Thou cursedst - or, "adjuredst me by God." Compare Mat 26:63; Lev 5:1.
Such a superstitious and unlawful mode of worshipping Yahweh is quite of a piece with Jdg 8:27; Jdg 11:31; Kg1 12:28, etc. It argues but slight acquaintance with the Ten Commandments, which, from the ignorance of reading and writing, were probably not familiar to the Israelites in those unsettled times. The mother intimates that the consecration of the silver was for the benefit of her son and his house, not for her own selfish advantage: and that she adheres to her original design of consecrating this silver for her son's benefit.
See Jdg 8:27, note; Gen 31:19, note.
In those days ... - This phrase, indicating distinctly that the writer lived after the establishment of the kingly government in Israel, is unique to the author of these last five chapters.
The Hebrew words for "he sojourned there" are, שׁם גר gêr shām, which words are used Jdg 18:30 in the genealogy of this young Levite, whose name was "Jonathan, the son of Gershom" (גרשׁם gêreshôm).
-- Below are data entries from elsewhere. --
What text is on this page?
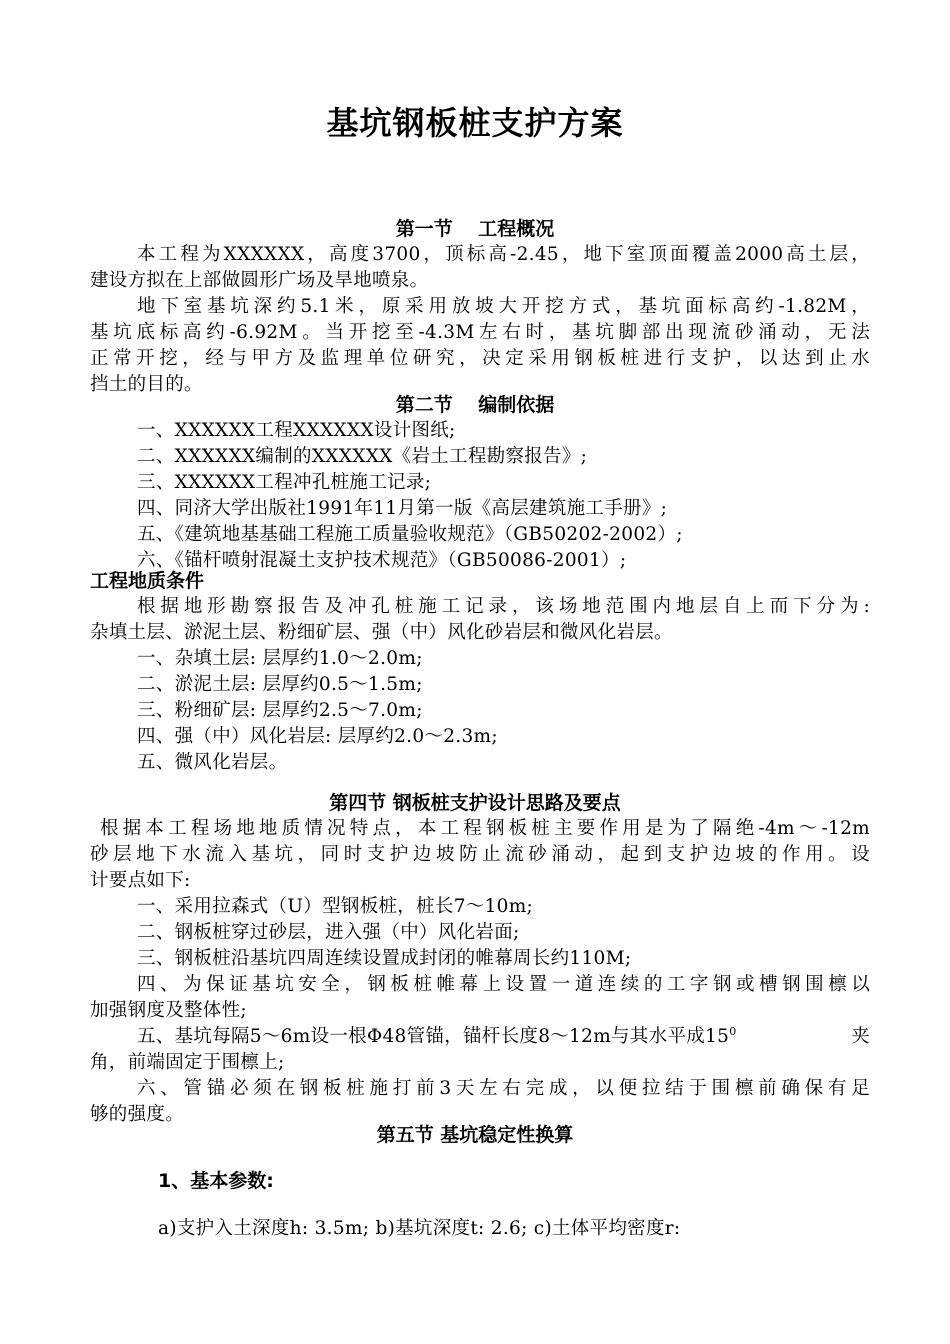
基坑钢板桩支护方案
第一节　 工程概况
本工程为XXXXXX，高度3700，顶标高-2.45，地下室顶面覆盖2000高土层，
建设方拟在上部做圆形广场及旱地喷泉。
地下室基坑深约5.1米，原采用放坡大开挖方式，基坑面标高约-1.82M，
基坑底标高约-6.92M。当开挖至-4.3M左右时，基坑脚部出现流砂涌动，无法
正常开挖，经与甲方及监理单位研究，决定采用钢板桩进行支护，以达到止水
挡土的目的。
第二节　 编制依据
一、XXXXXX工程XXXXXX设计图纸;
二、XXXXXX编制的XXXXXX《岩土工程勘察报告》;
三、XXXXXX工程冲孔桩施工记录;
四、同济大学出版社1991年11月第一版《高层建筑施工手册》;
五、《建筑地基基础工程施工质量验收规范》（GB50202-2002）;
六、《锚杆喷射混凝土支护技术规范》（GB50086-2001）;
工程地质条件
根据地形勘察报告及冲孔桩施工记录，该场地范围内地层自上而下分为:
杂填土层、淤泥土层、粉细矿层、强（中）风化砂岩层和微风化岩层。
一、杂填土层: 层厚约1.0～2.0m;
二、淤泥土层: 层厚约0.5～1.5m;
三、粉细矿层: 层厚约2.5～7.0m;
四、强（中）风化岩层: 层厚约2.0～2.3m;
五、微风化岩层。
第四节 钢板桩支护设计思路及要点
根据本工程场地地质情况特点，本工程钢板桩主要作用是为了隔绝-4m～-12m
砂层地下水流入基坑，同时支护边坡防止流砂涌动，起到支护边坡的作用。设
计要点如下:
一、采用拉森式（U）型钢板桩，桩长7～10m;
二、钢板桩穿过砂层，进入强（中）风化岩面;
三、钢板桩沿基坑四周连续设置成封闭的帷幕周长约110M;
四、为保证基坑安全，钢板桩帷幕上设置一道连续的工字钢或槽钢围檩以
加强钢度及整体性;
五、基坑每隔5～6m设一根Φ48管锚，锚杆长度8～12m与其水平成$15^0$	夹
角，前端固定于围檩上;
六、管锚必须在钢板桩施打前3天左右完成，以便拉结于围檩前确保有足
够的强度。
第五节 基坑稳定性换算
1、基本参数:
a)支护入土深度h: 3.5m; b)基坑深度t: 2.6; c)土体平均密度r:
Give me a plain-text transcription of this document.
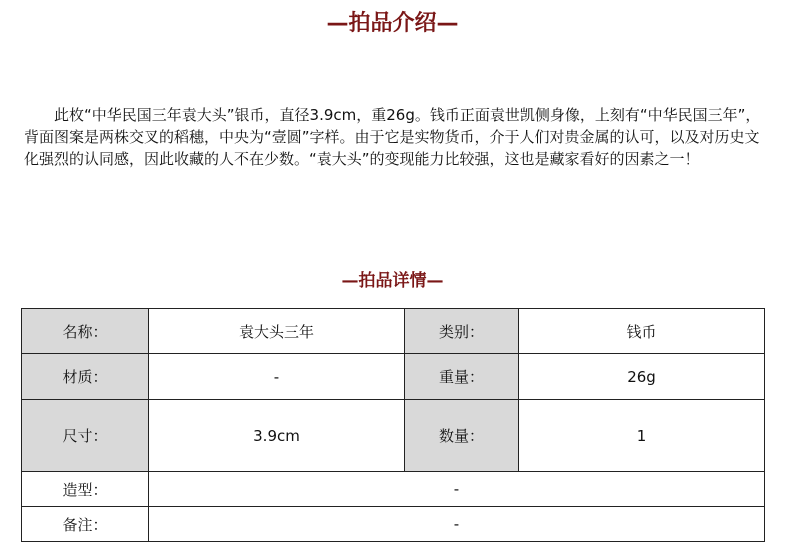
—拍品介绍—

此枚“中华民国三年袁大头”银币，直径3.9cm，重26g。钱币正面袁世凯侧身像，上刻有“中华民国三年”，背面图案是两株交叉的稻穗，中央为“壹圆”字样。由于它是实物货币，介于人们对贵金属的认可，以及对历史文化强烈的认同感，因此收藏的人不在少数。“袁大头”的变现能力比较强，这也是藏家看好的因素之一！

—拍品详情—
名称：	袁大头三年	类别：	钱币
材质：	-	重量：	26g
尺寸：	3.9cm	数量：	1
造型：	-		
备注：	-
Hence, some read here, "the son of Gershom."
Jonathan's state without a home gives us vivid picture of what must have been the condition of many Levites.
Ten shekels - About 25 shillings to 26 shillings (see Exo 38:24).
This shows the ignorance as well as the superstition of the age (compare Kg2 18:22), and gives a picture of the lawlessness of the times. The incidental testimony to the Levitical priesthood is to be noted; but the idolatrous worship in the immediate neighborhood of Shiloh is passing strange.